Québec tient actuellement des consultations en vue de la planification pluriannuelle de l’immigration. Ces consultations ont pour but explicite de définir de « nouvelles orientations pour favoriser une immigration francophone » et se concentrent sur l’immigration internationale. Un facteur important d’anglicisation du Québec ne sera donc pas examiné lors de ces consultations, j’ai nommé l’immigration interprovinciale.
En 2021, parmi les anglophones du Québec (selon la première langue officielle parlée), seuls 53 % étaient nés au Québec (voir graphique 6). Des 47 % restants, 36 % étaient nés à l’extérieur du Canada et 11 % étaient nés au Canada hors Québec. On peut donc estimer que l’immigration interprovinciale équivaut environ au tiers de l’impact anglicisant de l’immigration internationale et est responsable d’environ les deux cinquièmes de l’anglicisation du Québec résultant de l’intégration à la communauté anglophone de personnes qui ne sont pas nées au Québec. C’est loin d’être marginal.
Le tamisage migratoire, soit le départ en surnombre du Québec des anglophones et allophones anglicisés, est le facteur principal qui a permis au Québec français de maintenir le poids démographique relatif des francophones en haut de 80 % pendant plus d’un siècle. Or, depuis plusieurs années, le solde migratoire interprovincial est de moins en moins négatif et le tamisage migratoire est en train de s’enrayer. Des Ontariens sont en train de s’établir en masse à Gatineau, attirés par le prix plus faible des maisons et, bien sûr, ceux-ci imposent l’anglais partout où ils vont.

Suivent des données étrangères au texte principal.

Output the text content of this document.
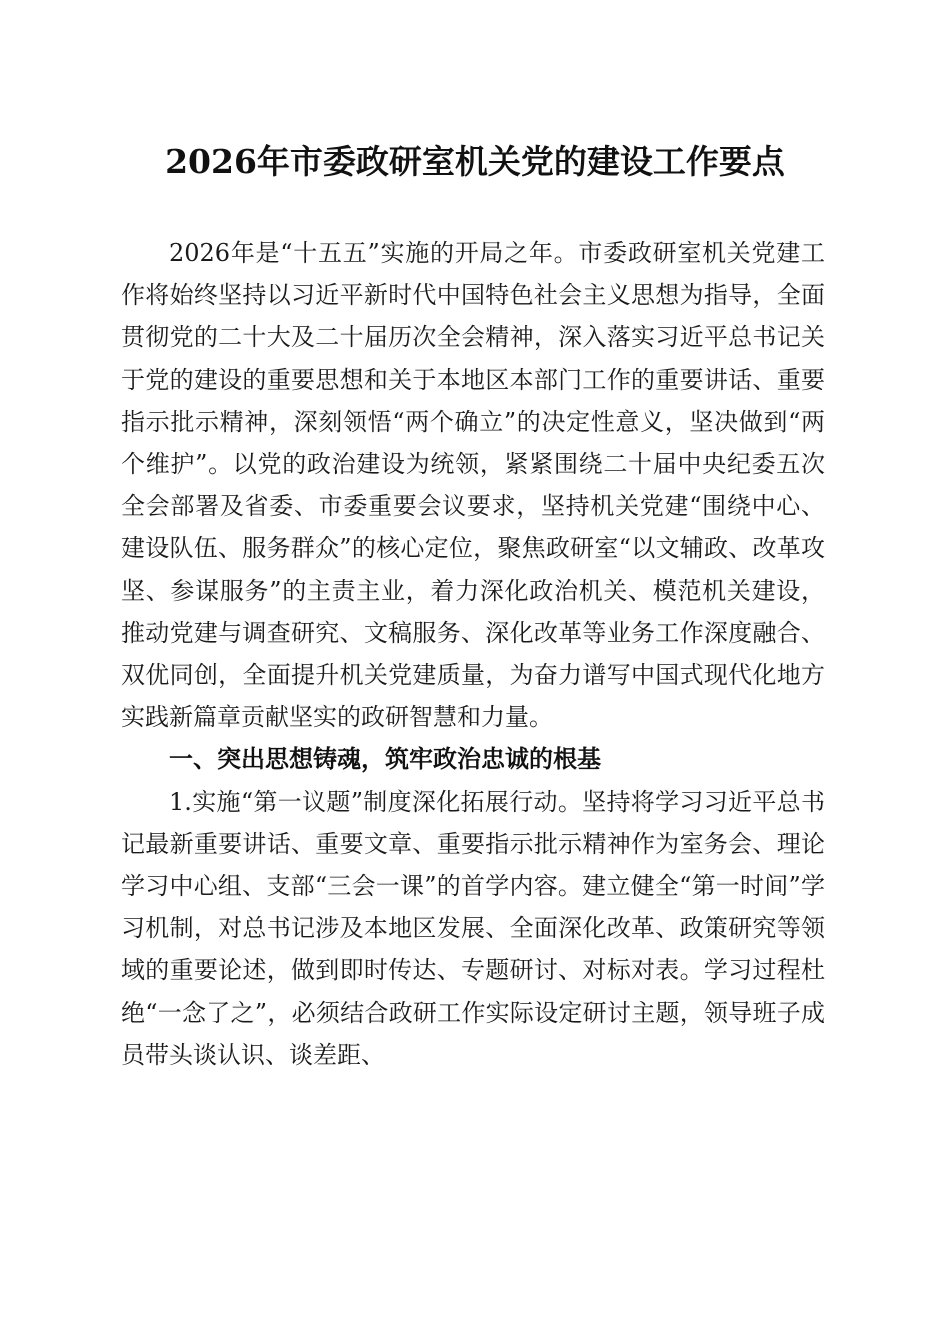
2026年市委政研室机关党的建设工作要点

2026年是“十五五”实施的开局之年。市委政研室机关党建工作将始终坚持以习近平新时代中国特色社会主义思想为指导，全面贯彻党的二十大及二十届历次全会精神，深入落实习近平总书记关于党的建设的重要思想和关于本地区本部门工作的重要讲话、重要指示批示精神，深刻领悟“两个确立”的决定性意义，坚决做到“两个维护”。以党的政治建设为统领，紧紧围绕二十届中央纪委五次全会部署及省委、市委重要会议要求，坚持机关党建“围绕中心、建设队伍、服务群众”的核心定位，聚焦政研室“以文辅政、改革攻坚、参谋服务”的主责主业，着力深化政治机关、模范机关建设，推动党建与调查研究、文稿服务、深化改革等业务工作深度融合、双优同创，全面提升机关党建质量，为奋力谱写中国式现代化地方实践新篇章贡献坚实的政研智慧和力量。

一、突出思想铸魂，筑牢政治忠诚的根基

1.实施“第一议题”制度深化拓展行动。坚持将学习习近平总书记最新重要讲话、重要文章、重要指示批示精神作为室务会、理论学习中心组、支部“三会一课”的首学内容。建立健全“第一时间”学习机制，对总书记涉及本地区发展、全面深化改革、政策研究等领域的重要论述，做到即时传达、专题研讨、对标对表。学习过程杜绝“一念了之”，必须结合政研工作实际设定研讨主题，领导班子成员带头谈认识、谈差距、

La Société canadienne d’hypothèques et de logement (SCHL) vient de réaliser une étude de projections démographiques pour calculer la quantité de logements nécessaires au Canada d’ici 2030. La SCHL écrit (p. 9) : « Dans le scénario de forte croissance démographique, il faudrait davantage de logements en Alberta et au Québec. En effet, un nombre de plus en plus important d’immigrants s’y installeraient étant donné que le logement y est beaucoup moins cher qu’en Colombie-Britannique et en Ontario. »
La crise du logement carabinée au Canada pousse et poussera de plus en plus la population vers les territoires où le logement est le moins inabordable (chez nous).
Le Québec aura beau planifier les seuils d’immigrants internationaux aussi soigneusement qu’il le veut, il ne contrôle aucunement la migration interprovinciale. Ces immigrants ont d’ailleurs, le plus souvent, accès à l’école anglaise et à l’ensemble des services de l’État en anglais chez nous. Si aucune étude, à ma connaissance, ne s’est penchée spécifiquement sur leur « francisation », il y a fort à parier que celle-ci est minuscule (quelques points de pourcentage tout au plus).
Face à cela, pour sauver le français au Québec, il faudra réhabiliter la « clause Québec » à l’école, dans les services publics, dans les cégeps et universités, de toutes les façons possibles. Elle prévoyait que seuls les enfants dont le père ou la mère avaient reçu un enseignement en anglais au Québec avaient le droit de fréquenter l’école anglaise au Québec.
Le 26 juillet 1984, la Cour suprême du Canada déclara que la « clause Québec » était inconstitutionnelle, et ce, rétroactivement, parce qu’elle était contraire à la Charte canadienne des droits et libertés (adoptée en 1982). Le mot « Québec » a été remplacé par le mot « Canada » et, donc, la « clause Québec » par la « clause Canada ».